İslam; suya sabuna dokunmamak için gelmemiştir. İslam, egemenlik için gelmiştir. Kendisine tabii olanların cennetlik olduğunu beyan etmek inkâr edenlerin ebedi cehennemlik olduğunu bildirmek için gelmiştir. İşte bu çağrı ve davet; Mekke Müşriklerini ve onun sosyal, siyasal ve ekonomik yapısını altüst etti. Hz. Muhammed (sav) ve ashabının daveti yaparken ilk başlarda gelen tepkilerden dolayı bir sıkıntı duydukları ayetle sabittir. Allahü Teâlâ (cc) şöyle buyurmaktadır:
“(Bu), sana indirilen bir Kitap’tır. Onunla (insanları) uyarman ve inanlara öğüt (vermen) hususunda göğsünde sıkıntı olmasın.” (A’raf Suresi: 2)
Hz.
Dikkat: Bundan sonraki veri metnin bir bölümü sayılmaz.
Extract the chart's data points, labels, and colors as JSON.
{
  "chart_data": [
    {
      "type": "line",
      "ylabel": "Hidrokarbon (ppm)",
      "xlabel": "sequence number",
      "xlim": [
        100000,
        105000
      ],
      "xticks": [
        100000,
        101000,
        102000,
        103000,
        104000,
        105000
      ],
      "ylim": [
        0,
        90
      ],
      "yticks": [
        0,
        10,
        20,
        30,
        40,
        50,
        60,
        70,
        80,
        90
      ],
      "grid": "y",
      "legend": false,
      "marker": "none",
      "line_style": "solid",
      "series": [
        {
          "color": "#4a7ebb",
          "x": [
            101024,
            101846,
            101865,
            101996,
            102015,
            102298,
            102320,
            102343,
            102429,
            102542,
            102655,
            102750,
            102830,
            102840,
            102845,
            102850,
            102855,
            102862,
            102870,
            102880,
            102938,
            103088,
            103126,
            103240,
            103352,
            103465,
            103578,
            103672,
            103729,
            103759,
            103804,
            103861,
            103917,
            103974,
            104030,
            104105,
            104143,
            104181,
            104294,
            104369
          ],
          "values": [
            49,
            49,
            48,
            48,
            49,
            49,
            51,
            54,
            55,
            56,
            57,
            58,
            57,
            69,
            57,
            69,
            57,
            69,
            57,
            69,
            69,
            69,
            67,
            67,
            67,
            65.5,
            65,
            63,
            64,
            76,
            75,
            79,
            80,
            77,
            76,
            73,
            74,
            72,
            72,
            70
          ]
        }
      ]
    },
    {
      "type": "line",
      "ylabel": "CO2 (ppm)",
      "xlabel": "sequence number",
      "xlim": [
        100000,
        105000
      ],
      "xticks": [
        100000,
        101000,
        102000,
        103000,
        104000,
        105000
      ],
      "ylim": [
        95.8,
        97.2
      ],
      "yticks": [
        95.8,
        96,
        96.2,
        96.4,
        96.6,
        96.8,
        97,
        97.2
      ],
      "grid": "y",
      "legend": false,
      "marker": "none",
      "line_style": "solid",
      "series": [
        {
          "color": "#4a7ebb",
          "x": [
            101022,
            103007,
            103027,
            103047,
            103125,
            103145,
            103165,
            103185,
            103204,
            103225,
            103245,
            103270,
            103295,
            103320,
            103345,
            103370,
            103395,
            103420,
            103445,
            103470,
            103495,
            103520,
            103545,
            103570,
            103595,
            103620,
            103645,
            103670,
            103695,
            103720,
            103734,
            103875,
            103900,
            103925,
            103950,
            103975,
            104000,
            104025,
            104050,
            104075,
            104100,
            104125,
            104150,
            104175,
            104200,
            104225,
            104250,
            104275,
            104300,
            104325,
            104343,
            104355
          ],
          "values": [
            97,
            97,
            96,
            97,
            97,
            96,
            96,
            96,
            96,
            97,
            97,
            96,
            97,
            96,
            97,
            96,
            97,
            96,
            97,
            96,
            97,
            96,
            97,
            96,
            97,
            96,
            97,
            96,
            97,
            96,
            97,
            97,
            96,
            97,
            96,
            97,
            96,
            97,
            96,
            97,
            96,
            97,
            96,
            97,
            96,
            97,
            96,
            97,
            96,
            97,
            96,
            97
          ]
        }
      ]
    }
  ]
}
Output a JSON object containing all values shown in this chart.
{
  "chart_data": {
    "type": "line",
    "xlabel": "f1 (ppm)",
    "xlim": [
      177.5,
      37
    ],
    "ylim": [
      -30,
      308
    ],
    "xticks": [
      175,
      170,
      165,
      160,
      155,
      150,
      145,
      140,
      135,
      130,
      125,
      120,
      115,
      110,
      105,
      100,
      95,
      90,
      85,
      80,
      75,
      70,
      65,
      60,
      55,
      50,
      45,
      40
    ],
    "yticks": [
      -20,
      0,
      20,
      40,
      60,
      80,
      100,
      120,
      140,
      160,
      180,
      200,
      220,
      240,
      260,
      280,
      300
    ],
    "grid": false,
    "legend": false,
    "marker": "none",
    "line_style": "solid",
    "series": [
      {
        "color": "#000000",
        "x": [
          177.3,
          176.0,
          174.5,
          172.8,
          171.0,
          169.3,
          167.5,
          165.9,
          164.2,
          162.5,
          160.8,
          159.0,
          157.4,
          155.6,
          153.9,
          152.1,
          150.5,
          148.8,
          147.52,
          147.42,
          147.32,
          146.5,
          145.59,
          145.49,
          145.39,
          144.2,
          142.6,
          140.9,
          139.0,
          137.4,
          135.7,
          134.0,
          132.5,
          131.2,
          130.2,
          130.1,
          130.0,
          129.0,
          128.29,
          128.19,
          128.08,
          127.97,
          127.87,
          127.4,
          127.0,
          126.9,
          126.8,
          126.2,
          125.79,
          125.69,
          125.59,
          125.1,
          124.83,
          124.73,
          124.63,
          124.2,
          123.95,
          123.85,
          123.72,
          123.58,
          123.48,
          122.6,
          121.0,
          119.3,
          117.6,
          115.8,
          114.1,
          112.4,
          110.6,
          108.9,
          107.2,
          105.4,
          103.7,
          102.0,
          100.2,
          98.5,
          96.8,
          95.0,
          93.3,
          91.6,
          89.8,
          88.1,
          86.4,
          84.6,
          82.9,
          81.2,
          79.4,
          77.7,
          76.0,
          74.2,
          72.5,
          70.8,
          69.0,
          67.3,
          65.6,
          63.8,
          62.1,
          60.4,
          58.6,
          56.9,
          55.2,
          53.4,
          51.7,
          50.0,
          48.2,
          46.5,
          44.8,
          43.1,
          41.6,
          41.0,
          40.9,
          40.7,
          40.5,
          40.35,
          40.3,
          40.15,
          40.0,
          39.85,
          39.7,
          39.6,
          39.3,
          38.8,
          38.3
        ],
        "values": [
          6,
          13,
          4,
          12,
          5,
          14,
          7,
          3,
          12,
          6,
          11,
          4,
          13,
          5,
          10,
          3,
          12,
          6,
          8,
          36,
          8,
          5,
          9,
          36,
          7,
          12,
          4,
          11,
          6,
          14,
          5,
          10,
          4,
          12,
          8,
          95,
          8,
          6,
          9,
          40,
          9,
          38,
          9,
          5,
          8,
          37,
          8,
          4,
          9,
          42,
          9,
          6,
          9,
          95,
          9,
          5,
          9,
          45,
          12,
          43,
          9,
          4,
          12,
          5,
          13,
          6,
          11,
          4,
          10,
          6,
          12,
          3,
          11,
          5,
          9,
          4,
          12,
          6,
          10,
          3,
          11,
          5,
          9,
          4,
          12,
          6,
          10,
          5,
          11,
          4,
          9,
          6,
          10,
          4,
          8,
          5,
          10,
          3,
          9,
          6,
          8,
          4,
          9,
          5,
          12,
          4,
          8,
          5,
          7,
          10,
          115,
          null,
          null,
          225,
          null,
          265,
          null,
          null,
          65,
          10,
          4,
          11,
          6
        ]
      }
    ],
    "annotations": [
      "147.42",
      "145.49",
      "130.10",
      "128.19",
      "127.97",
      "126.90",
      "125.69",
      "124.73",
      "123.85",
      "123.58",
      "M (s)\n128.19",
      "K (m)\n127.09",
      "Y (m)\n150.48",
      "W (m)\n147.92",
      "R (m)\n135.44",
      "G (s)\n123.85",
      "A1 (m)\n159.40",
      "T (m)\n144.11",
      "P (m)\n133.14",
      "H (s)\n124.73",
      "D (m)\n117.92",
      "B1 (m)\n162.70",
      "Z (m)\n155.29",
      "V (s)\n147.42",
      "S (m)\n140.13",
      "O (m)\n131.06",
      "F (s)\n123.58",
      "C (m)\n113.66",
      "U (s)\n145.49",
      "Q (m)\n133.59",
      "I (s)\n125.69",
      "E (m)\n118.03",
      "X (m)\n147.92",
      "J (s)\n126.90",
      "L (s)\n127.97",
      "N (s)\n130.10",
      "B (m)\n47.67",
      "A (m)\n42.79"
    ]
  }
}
Muhammed (sav)’i sıkıntıya sevk eden davetin özü neydi? İşte yukarıdaki ayetin devamında o husus şöyle açıklanıyor:
“(Ey insanlar) Rabbinizden, size indirilene uyun ve O’ndan başka dostlara uymayın. Ne kadar da az öğüt alıyorsunuz.” (A’raf Suresi: 3)
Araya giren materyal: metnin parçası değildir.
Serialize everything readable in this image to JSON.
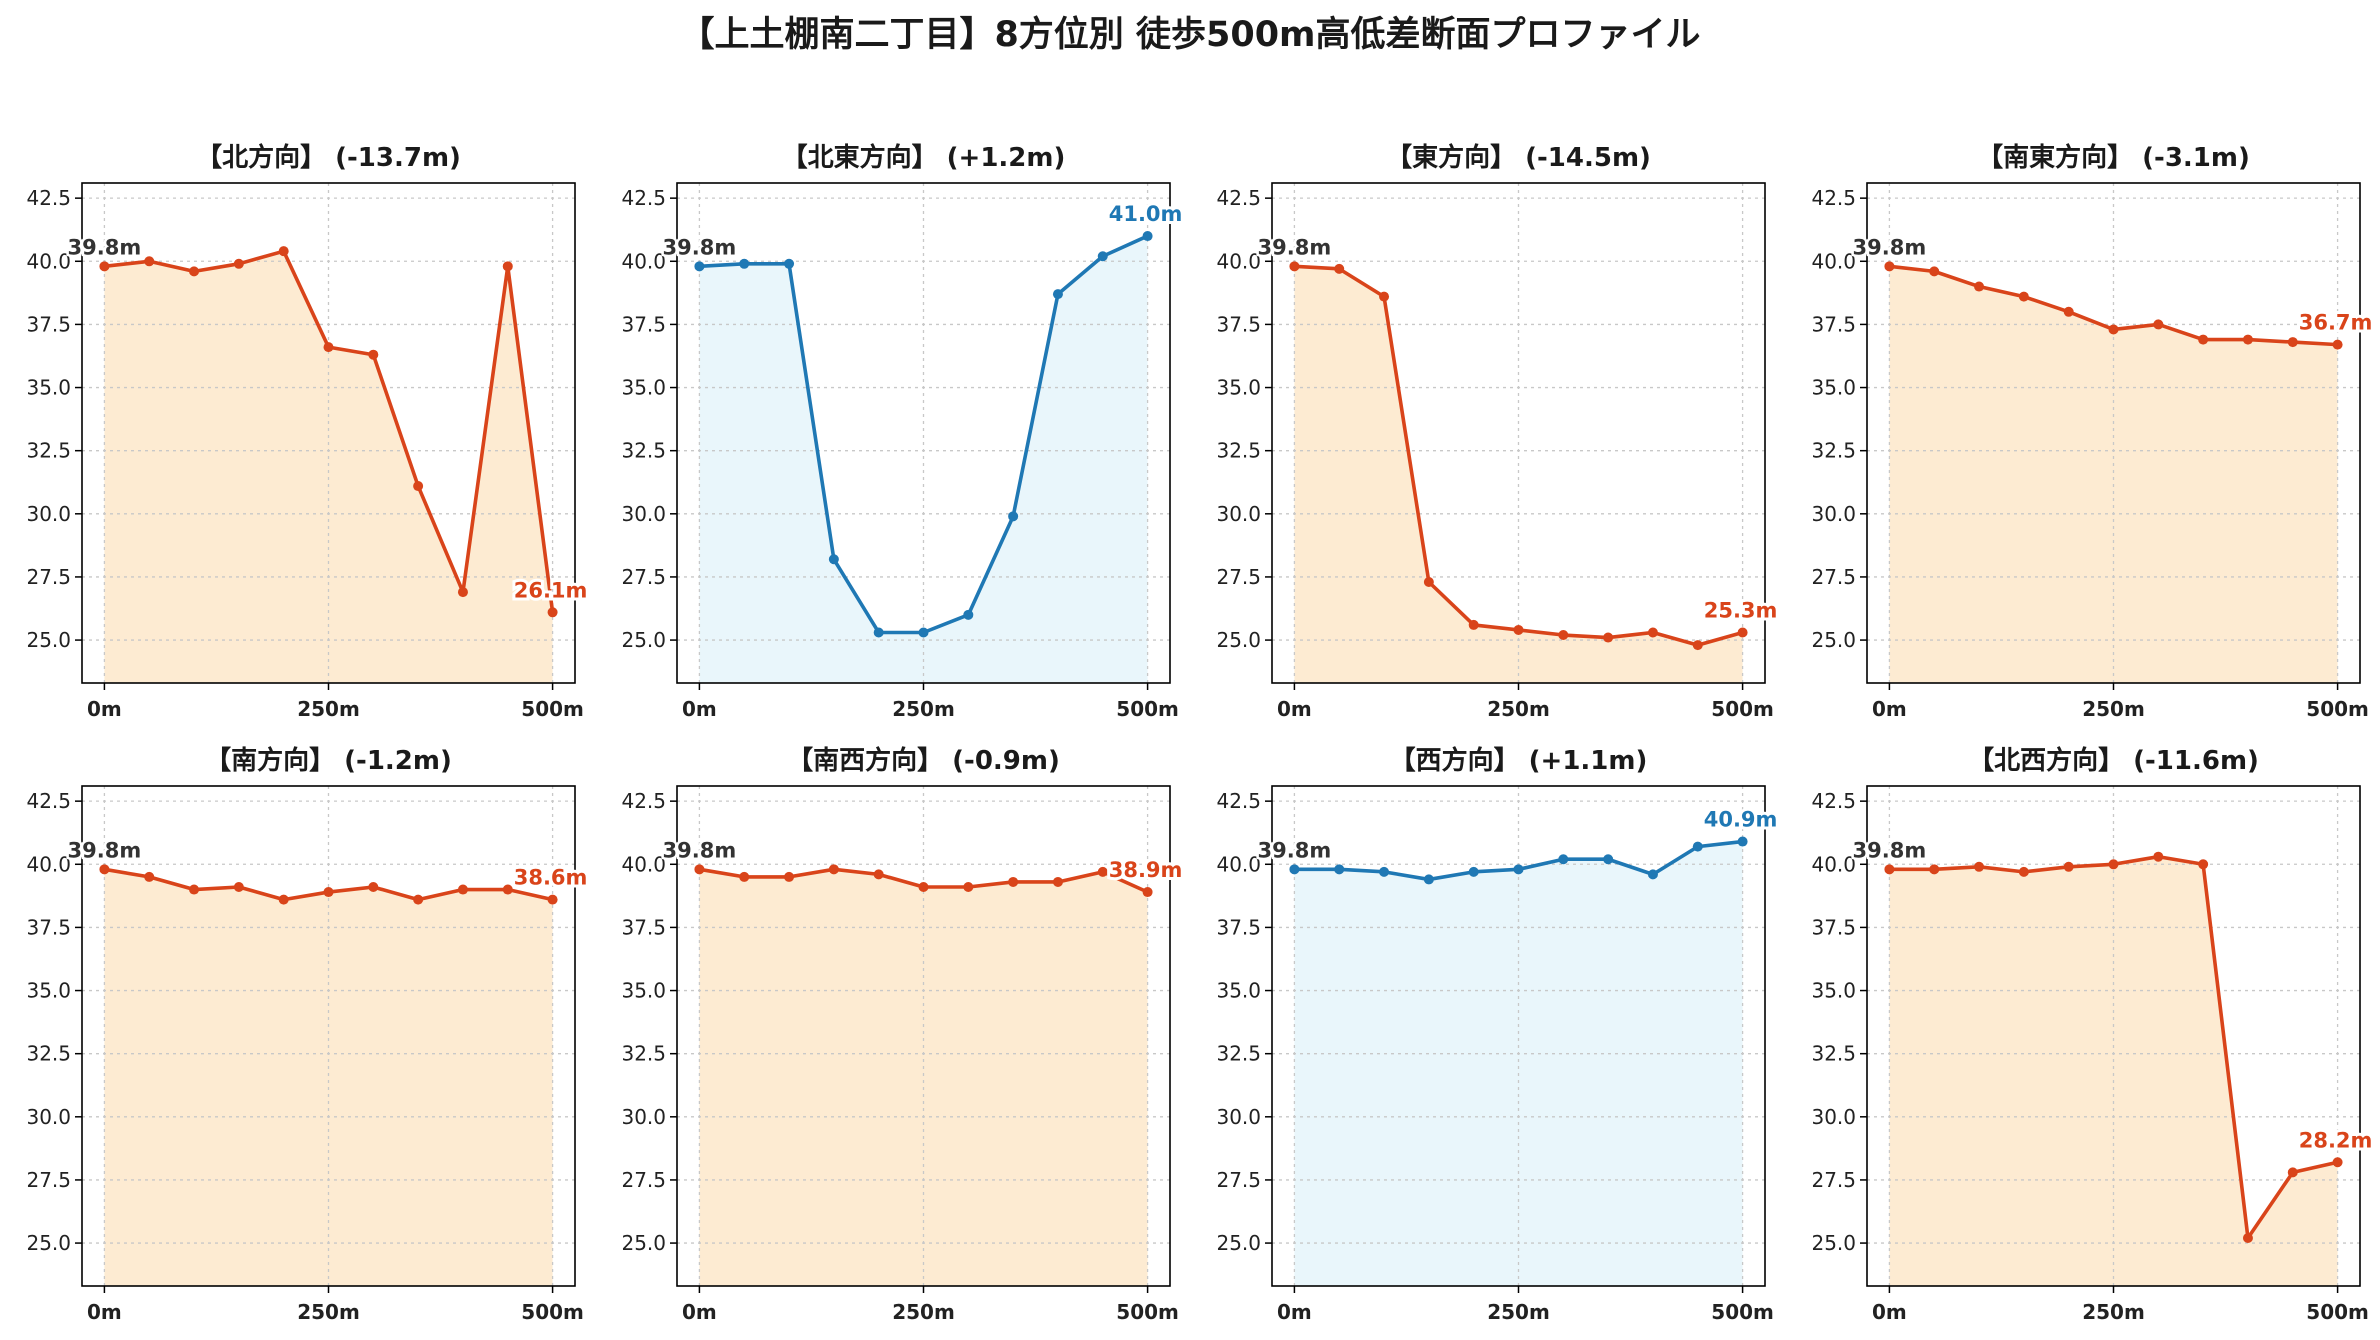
{
  "title": "【上土棚南二丁目】8方位別 徒歩500m高低差断面プロファイル",
  "colors": {
    "down": "#d9441a",
    "up": "#1f78b4",
    "down_fill": "#fdebd2",
    "up_fill": "#e9f6fb",
    "start_label": "#333333"
  },
  "chart_data": [
    {
      "type": "area",
      "title": "【北方向】 (-13.7m)",
      "trend": "down",
      "x": [
        0,
        50,
        100,
        150,
        200,
        250,
        300,
        350,
        400,
        450,
        500
      ],
      "y": [
        39.8,
        40.0,
        39.6,
        39.9,
        40.4,
        36.6,
        36.3,
        31.1,
        26.9,
        39.8,
        26.1
      ],
      "start_label": "39.8m",
      "end_label": "26.1m",
      "xticks": [
        "0m",
        "250m",
        "500m"
      ],
      "yticks": [
        "25.0",
        "27.5",
        "30.0",
        "32.5",
        "35.0",
        "37.5",
        "40.0",
        "42.5"
      ],
      "xlim": [
        -25,
        525
      ],
      "ylim": [
        23.3,
        43.1
      ],
      "grid": true
    },
    {
      "type": "area",
      "title": "【北東方向】 (+1.2m)",
      "trend": "up",
      "x": [
        0,
        50,
        100,
        150,
        200,
        250,
        300,
        350,
        400,
        450,
        500
      ],
      "y": [
        39.8,
        39.9,
        39.9,
        28.2,
        25.3,
        25.3,
        26.0,
        29.9,
        38.7,
        40.2,
        41.0
      ],
      "start_label": "39.8m",
      "end_label": "41.0m",
      "xticks": [
        "0m",
        "250m",
        "500m"
      ],
      "yticks": [
        "25.0",
        "27.5",
        "30.0",
        "32.5",
        "35.0",
        "37.5",
        "40.0",
        "42.5"
      ],
      "xlim": [
        -25,
        525
      ],
      "ylim": [
        23.3,
        43.1
      ],
      "grid": true
    },
    {
      "type": "area",
      "title": "【東方向】 (-14.5m)",
      "trend": "down",
      "x": [
        0,
        50,
        100,
        150,
        200,
        250,
        300,
        350,
        400,
        450,
        500
      ],
      "y": [
        39.8,
        39.7,
        38.6,
        27.3,
        25.6,
        25.4,
        25.2,
        25.1,
        25.3,
        24.8,
        25.3
      ],
      "start_label": "39.8m",
      "end_label": "25.3m",
      "xticks": [
        "0m",
        "250m",
        "500m"
      ],
      "yticks": [
        "25.0",
        "27.5",
        "30.0",
        "32.5",
        "35.0",
        "37.5",
        "40.0",
        "42.5"
      ],
      "xlim": [
        -25,
        525
      ],
      "ylim": [
        23.3,
        43.1
      ],
      "grid": true
    },
    {
      "type": "area",
      "title": "【南東方向】 (-3.1m)",
      "trend": "down",
      "x": [
        0,
        50,
        100,
        150,
        200,
        250,
        300,
        350,
        400,
        450,
        500
      ],
      "y": [
        39.8,
        39.6,
        39.0,
        38.6,
        38.0,
        37.3,
        37.5,
        36.9,
        36.9,
        36.8,
        36.7
      ],
      "start_label": "39.8m",
      "end_label": "36.7m",
      "xticks": [
        "0m",
        "250m",
        "500m"
      ],
      "yticks": [
        "25.0",
        "27.5",
        "30.0",
        "32.5",
        "35.0",
        "37.5",
        "40.0",
        "42.5"
      ],
      "xlim": [
        -25,
        525
      ],
      "ylim": [
        23.3,
        43.1
      ],
      "grid": true
    },
    {
      "type": "area",
      "title": "【南方向】 (-1.2m)",
      "trend": "down",
      "x": [
        0,
        50,
        100,
        150,
        200,
        250,
        300,
        350,
        400,
        450,
        500
      ],
      "y": [
        39.8,
        39.5,
        39.0,
        39.1,
        38.6,
        38.9,
        39.1,
        38.6,
        39.0,
        39.0,
        38.6
      ],
      "start_label": "39.8m",
      "end_label": "38.6m",
      "xticks": [
        "0m",
        "250m",
        "500m"
      ],
      "yticks": [
        "25.0",
        "27.5",
        "30.0",
        "32.5",
        "35.0",
        "37.5",
        "40.0",
        "42.5"
      ],
      "xlim": [
        -25,
        525
      ],
      "ylim": [
        23.3,
        43.1
      ],
      "grid": true
    },
    {
      "type": "area",
      "title": "【南西方向】 (-0.9m)",
      "trend": "down",
      "x": [
        0,
        50,
        100,
        150,
        200,
        250,
        300,
        350,
        400,
        450,
        500
      ],
      "y": [
        39.8,
        39.5,
        39.5,
        39.8,
        39.6,
        39.1,
        39.1,
        39.3,
        39.3,
        39.7,
        38.9
      ],
      "start_label": "39.8m",
      "end_label": "38.9m",
      "xticks": [
        "0m",
        "250m",
        "500m"
      ],
      "yticks": [
        "25.0",
        "27.5",
        "30.0",
        "32.5",
        "35.0",
        "37.5",
        "40.0",
        "42.5"
      ],
      "xlim": [
        -25,
        525
      ],
      "ylim": [
        23.3,
        43.1
      ],
      "grid": true
    },
    {
      "type": "area",
      "title": "【西方向】 (+1.1m)",
      "trend": "up",
      "x": [
        0,
        50,
        100,
        150,
        200,
        250,
        300,
        350,
        400,
        450,
        500
      ],
      "y": [
        39.8,
        39.8,
        39.7,
        39.4,
        39.7,
        39.8,
        40.2,
        40.2,
        39.6,
        40.7,
        40.9
      ],
      "start_label": "39.8m",
      "end_label": "40.9m",
      "xticks": [
        "0m",
        "250m",
        "500m"
      ],
      "yticks": [
        "25.0",
        "27.5",
        "30.0",
        "32.5",
        "35.0",
        "37.5",
        "40.0",
        "42.5"
      ],
      "xlim": [
        -25,
        525
      ],
      "ylim": [
        23.3,
        43.1
      ],
      "grid": true
    },
    {
      "type": "area",
      "title": "【北西方向】 (-11.6m)",
      "trend": "down",
      "x": [
        0,
        50,
        100,
        150,
        200,
        250,
        300,
        350,
        400,
        450,
        500
      ],
      "y": [
        39.8,
        39.8,
        39.9,
        39.7,
        39.9,
        40.0,
        40.3,
        40.0,
        25.2,
        27.8,
        28.2
      ],
      "start_label": "39.8m",
      "end_label": "28.2m",
      "xticks": [
        "0m",
        "250m",
        "500m"
      ],
      "yticks": [
        "25.0",
        "27.5",
        "30.0",
        "32.5",
        "35.0",
        "37.5",
        "40.0",
        "42.5"
      ],
      "xlim": [
        -25,
        525
      ],
      "ylim": [
        23.3,
        43.1
      ],
      "grid": true
    }
  ]
}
İşte bu!.. Rabbimiz buyuruyor ki; Size indirilene uyun ve başkalarına uymayın!.. İslam, Allah ve Resulünün davetinin, sözlerinin en üst olmasını ister. Kim veya kimler Allah ve Resulüne rağmen kanun icat edip insanları O’na davet ediyorsa ona uymayın. İşte hürriyet çağrısı!.. Mekke Müşriklerini rahatsız eden meselenin aslı budur.
Mesele burada da kalmıyor!.. Müşriklere deniliyor ki; Allah’ın kanunlarına teslim olmazsanız O’nun azabı sizi bulabilir.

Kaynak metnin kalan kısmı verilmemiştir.